What is apparent to the eye is simply a depiction of a seated male figure, peaceful in appearance and wearing a crown. The hands and feet are arranged in a particular manner. The two hands perform a gesture at the heart that represents the turning of an eight spoked-wheel. This gesture is almost exclusively used by Buddhist artists and described in Buddhist iconographic texts. For both hands, between the thumb and index finger is held the stem of a flower blossom extending above the two shoulders. The flower blossoms are also symbols representing purity and enlightenment. Hand objects, be they flowers or other symbols, such as a sword, vajra scepter, or vase, are referred to as attributes, or hand attributes. The two legs are crossed right over left making for a very firm and stable seat used particularly for extended periods of meditation practice. This is known as the 'vajra posture' named after the location at which Shakyamuni Buddha reached enlightenment. The term 'vajra' also refers to the specific type of meditation, 'vajra samadhi,' employed prior to reaching enlightenment.
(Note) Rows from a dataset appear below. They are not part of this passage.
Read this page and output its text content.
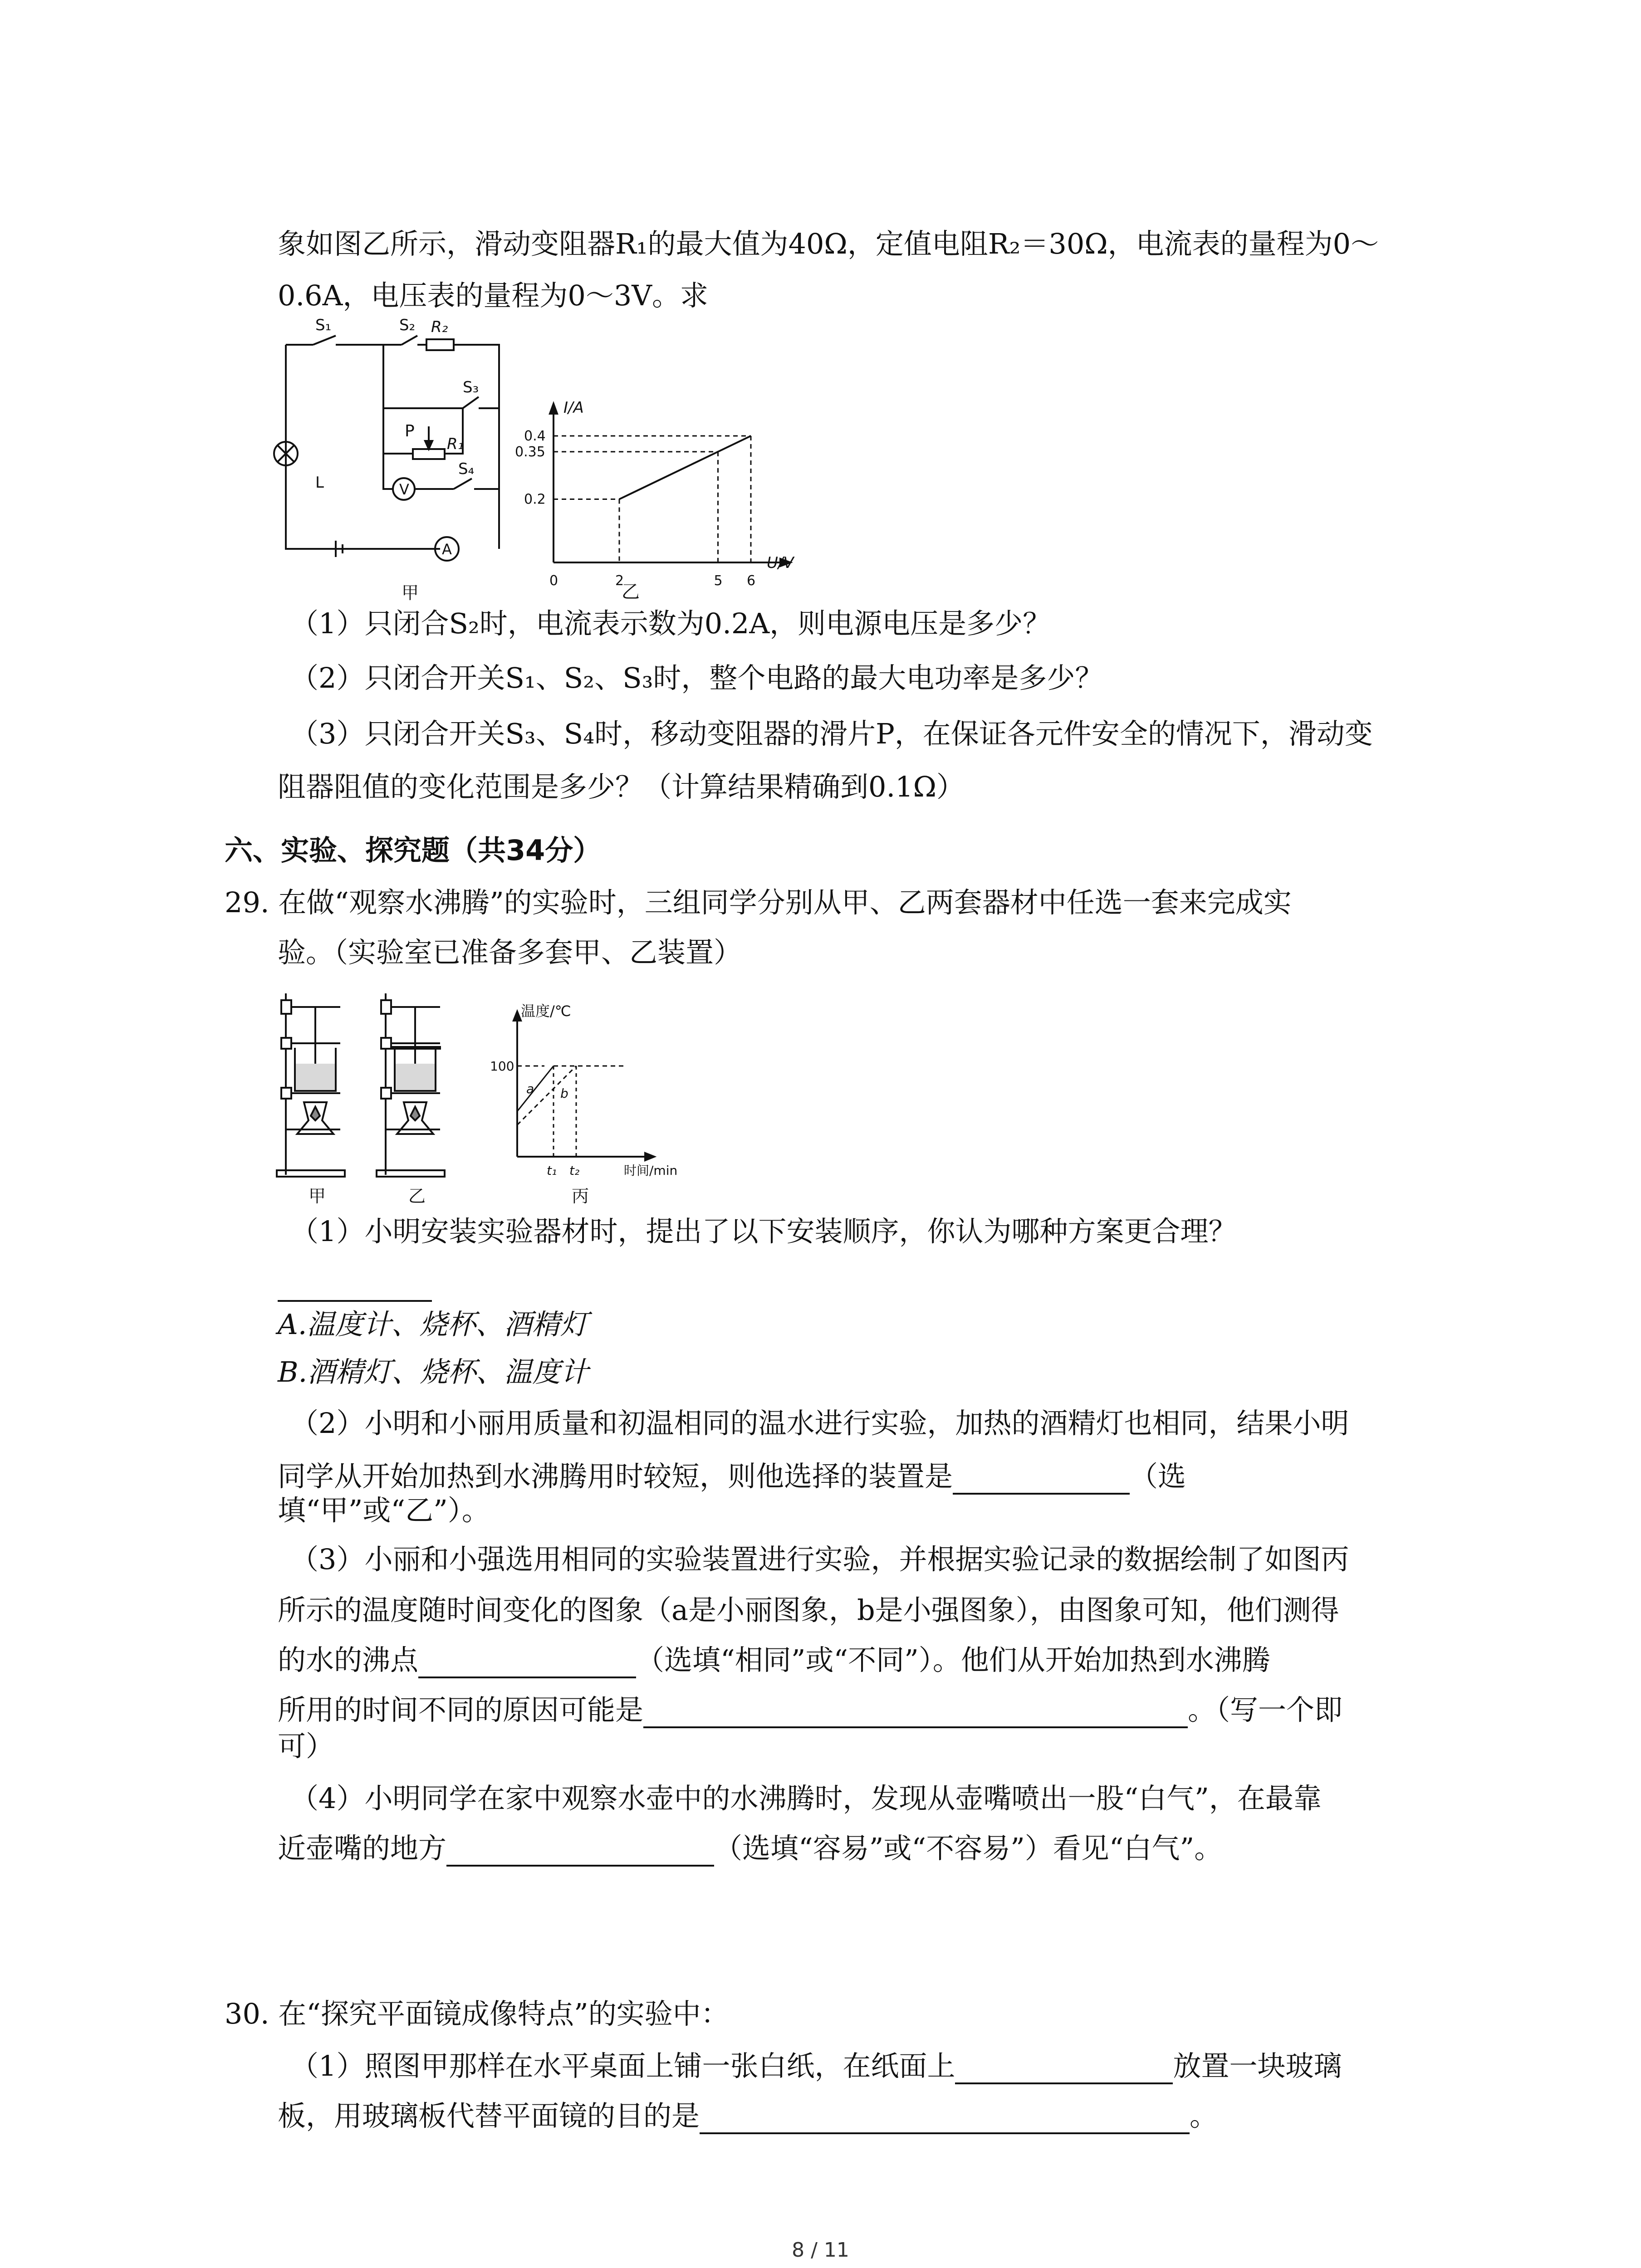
象如图乙所示，滑动变阻器R₁的最大值为40Ω，定值电阻R₂＝30Ω，电流表的量程为0～
0.6A，电压表的量程为0～3V。求
S₁	S₂ R₂
S₃
P
R₁
S₄
L	V
A
甲
I/A
U/V
0.4
0.35
0.2
0	2	5 6
乙
（1）只闭合S₂时，电流表示数为0.2A，则电源电压是多少？
（2）只闭合开关S₁、S₂、S₃时，整个电路的最大电功率是多少？
（3）只闭合开关S₃、S₄时，移动变阻器的滑片P，在保证各元件安全的情况下，滑动变
阻器阻值的变化范围是多少？（计算结果精确到0.1Ω）
六、实验、探究题（共34分）
29. 在做“观察水沸腾”的实验时，三组同学分别从甲、乙两套器材中任选一套来完成实
验。（实验室已准备多套甲、乙装置）
温度/℃
100
a b
t₁ t₂	时间/min
甲	乙	丙
（1）小明安装实验器材时，提出了以下安装顺序，你认为哪种方案更合理？
A.温度计、烧杯、酒精灯
B.酒精灯、烧杯、温度计
（2）小明和小丽用质量和初温相同的温水进行实验，加热的酒精灯也相同，结果小明
同学从开始加热到水沸腾用时较短，则他选择的装置是	（选
填“甲”或“乙”）。
（3）小丽和小强选用相同的实验装置进行实验，并根据实验记录的数据绘制了如图丙
所示的温度随时间变化的图象（a是小丽图象，b是小强图象），由图象可知，他们测得
的水的沸点	（选填“相同”或“不同”）。他们从开始加热到水沸腾
所用的时间不同的原因可能是	。（写一个即
可）
（4）小明同学在家中观察水壶中的水沸腾时，发现从壶嘴喷出一股“白气”，在最靠
近壶嘴的地方	（选填“容易”或“不容易”）看见“白气”。
30. 在“探究平面镜成像特点”的实验中：
（1）照图甲那样在水平桌面上铺一张白纸，在纸面上	放置一块玻璃
板，用玻璃板代替平面镜的目的是	。
8 / 11
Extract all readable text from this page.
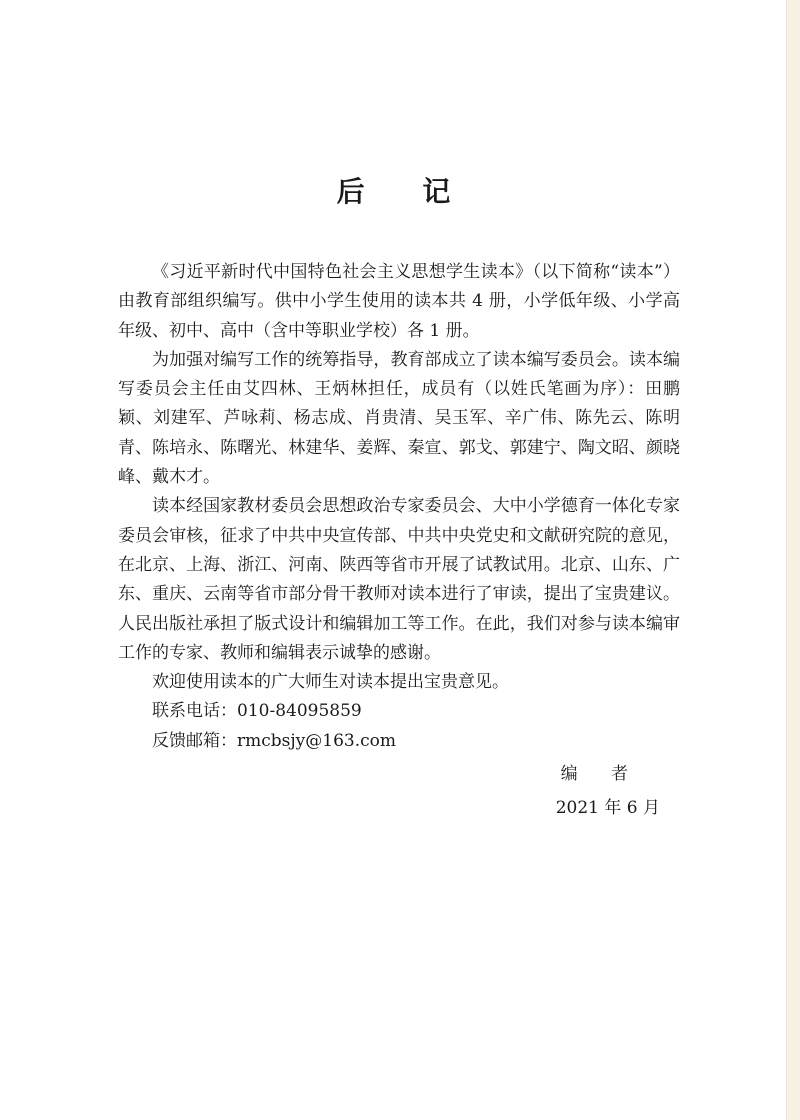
后 记

《习近平新时代中国特色社会主义思想学生读本》（以下简称“读本”）由教育部组织编写。供中小学生使用的读本共 4 册，小学低年级、小学高年级、初中、高中（含中等职业学校）各 1 册。

为加强对编写工作的统筹指导，教育部成立了读本编写委员会。读本编写委员会主任由艾四林、王炳林担任，成员有（以姓氏笔画为序）：田鹏颖、刘建军、芦咏莉、杨志成、肖贵清、吴玉军、辛广伟、陈先云、陈明青、陈培永、陈曙光、林建华、姜辉、秦宣、郭戈、郭建宁、陶文昭、颜晓峰、戴木才。

读本经国家教材委员会思想政治专家委员会、大中小学德育一体化专家委员会审核，征求了中共中央宣传部、中共中央党史和文献研究院的意见，在北京、上海、浙江、河南、陕西等省市开展了试教试用。北京、山东、广东、重庆、云南等省市部分骨干教师对读本进行了审读，提出了宝贵建议。人民出版社承担了版式设计和编辑加工等工作。在此，我们对参与读本编审工作的专家、教师和编辑表示诚挚的感谢。

欢迎使用读本的广大师生对读本提出宝贵意见。

联系电话：010-84095859

反馈邮箱：rmcbsjy@163.com

编 者
2021 年 6 月
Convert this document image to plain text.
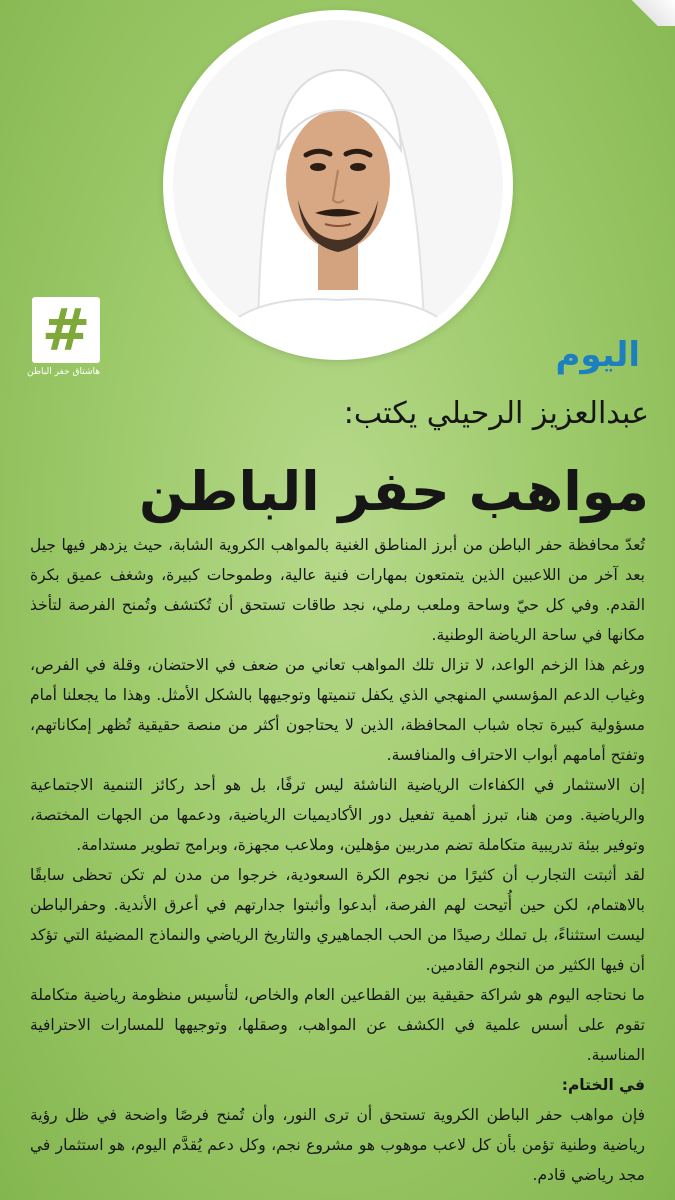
#
هاشتاق حفر الباطن	اليوم
عبدالعزيز الرحيلي يكتب:
مواهب حفر الباطن

تُعدّ محافظة حفر الباطن من أبرز المناطق الغنية بالمواهب الكروية الشابة، حيث يزدهر فيها جيل بعد آخر من اللاعبين الذين يتمتعون بمهارات فنية عالية، وطموحات كبيرة، وشغف عميق بكرة القدم. وفي كل حيّ وساحة وملعب رملي، نجد طاقات تستحق أن تُكتشف وتُمنح الفرصة لتأخذ مكانها في ساحة الرياضة الوطنية.

ورغم هذا الزخم الواعد، لا تزال تلك المواهب تعاني من ضعف في الاحتضان، وقلة في الفرص، وغياب الدعم المؤسسي المنهجي الذي يكفل تنميتها وتوجيهها بالشكل الأمثل. وهذا ما يجعلنا أمام مسؤولية كبيرة تجاه شباب المحافظة، الذين لا يحتاجون أكثر من منصة حقيقية تُظهر إمكاناتهم، وتفتح أمامهم أبواب الاحتراف والمنافسة.

إن الاستثمار في الكفاءات الرياضية الناشئة ليس ترفًا، بل هو أحد ركائز التنمية الاجتماعية والرياضية. ومن هنا، تبرز أهمية تفعيل دور الأكاديميات الرياضية، ودعمها من الجهات المختصة، وتوفير بيئة تدريبية متكاملة تضم مدربين مؤهلين، وملاعب مجهزة، وبرامج تطوير مستدامة.

لقد أثبتت التجارب أن كثيرًا من نجوم الكرة السعودية، خرجوا من مدن لم تكن تحظى سابقًا بالاهتمام، لكن حين أُتيحت لهم الفرصة، أبدعوا وأثبتوا جدارتهم في أعرق الأندية. وحفرالباطن ليست استثناءً، بل تملك رصيدًا من الحب الجماهيري والتاريخ الرياضي والنماذج المضيئة التي تؤكد أن فيها الكثير من النجوم القادمين.

ما نحتاجه اليوم هو شراكة حقيقية بين القطاعين العام والخاص، لتأسيس منظومة رياضية متكاملة تقوم على أسس علمية في الكشف عن المواهب، وصقلها، وتوجيهها للمسارات الاحترافية المناسبة.

في الختام:

فإن مواهب حفر الباطن الكروية تستحق أن ترى النور، وأن تُمنح فرصًا واضحة في ظل رؤية رياضية وطنية تؤمن بأن كل لاعب موهوب هو مشروع نجم، وكل دعم يُقدَّم اليوم، هو استثمار في مجد رياضي قادم.
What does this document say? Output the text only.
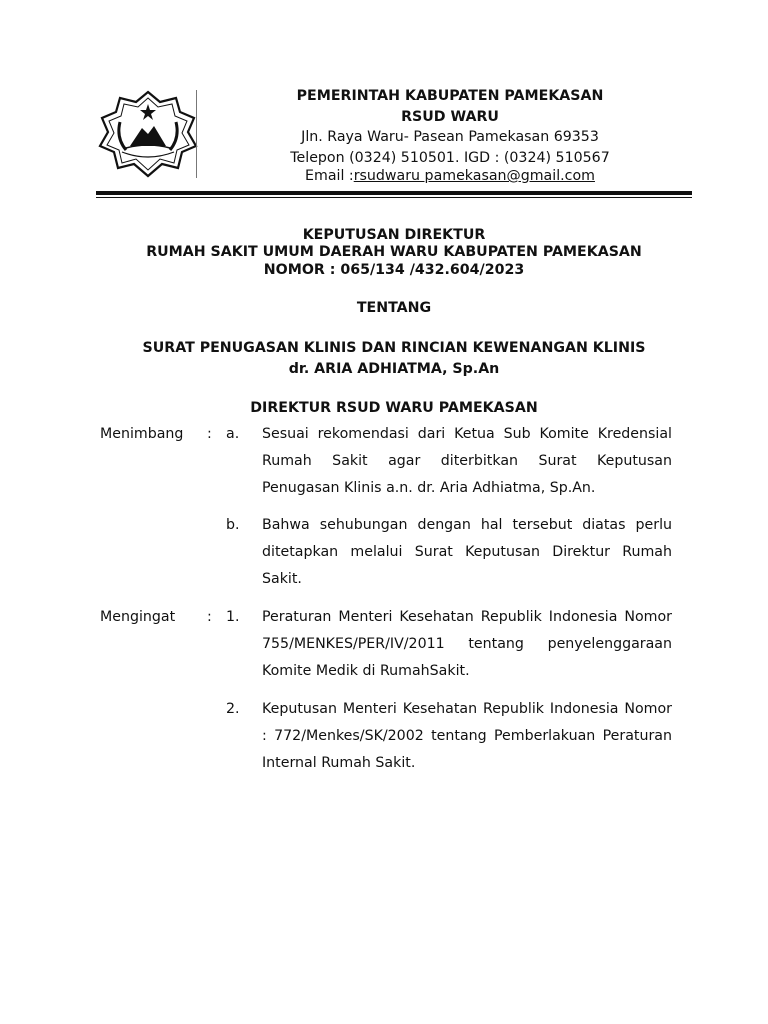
PEMERINTAH KABUPATEN PAMEKASAN
RSUD WARU
Jln. Raya Waru- Pasean Pamekasan 69353
Telepon (0324) 510501. IGD : (0324) 510567
Email :rsudwaru pamekasan@gmail.com
KEPUTUSAN DIREKTUR
RUMAH SAKIT UMUM DAERAH WARU KABUPATEN PAMEKASAN
NOMOR : 065/134 /432.604/2023
TENTANG
SURAT PENUGASAN KLINIS DAN RINCIAN KEWENANGAN KLINIS
dr. ARIA ADHIATMA, Sp.An
DIREKTUR RSUD WARU PAMEKASAN
Menimbang : a. Sesuai rekomendasi dari Ketua Sub Komite Kredensial Rumah Sakit agar diterbitkan Surat Keputusan Penugasan Klinis a.n. dr. Aria Adhiatma, Sp.An.
b. Bahwa sehubungan dengan hal tersebut diatas perlu ditetapkan melalui Surat Keputusan Direktur Rumah Sakit.
Mengingat : 1. Peraturan Menteri Kesehatan Republik Indonesia Nomor 755/MENKES/PER/IV/2011 tentang penyelenggaraan Komite Medik di RumahSakit.
2. Keputusan Menteri Kesehatan Republik Indonesia Nomor : 772/Menkes/SK/2002 tentang Pemberlakuan Peraturan Internal Rumah Sakit.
The face is serene with slightly closed eyes and no facial hair. The head is adorned with a crown of five leaves, earrings and three types of necklaces, a choker, short necklace and a long necklace. Inset stones adorn the jewelry. The limbs are decorated with armlets, bracelets and anklets. A long narrow scarf covers the shoulders and the arms. A thin patterned lower garment is fastened at the waist. The figure sits atop a large lotus flower with multiple rows of petals topped with a ring of beads representing the pistil and stamins of the flower. At times it can be very difficult to recognize the differences between male and female figures as they essentially wear the same jewelry, clothing, and sit in similar postures with comparable hand attributes and gestures. Both male and female figures are patterned after descriptions of classical Indian gods that are described as in the prime of youth and sixteen years of age.
Because the identification of this figure is not known it therefore becomes difficult to comment on the specific context and function. The original quality and current condition are both very good and make it likely this was an imperial court commission. There are signs of normal wear and abrasion on the surface and the finial at the top of the head appears to be missing. Three other figurative works undoubtedly from the same workshop are identified in the Palace Museum collection in Beijing, China. Of the four known works this unidentified figure is in the best condition and the best example of this Kangxi period imperial style.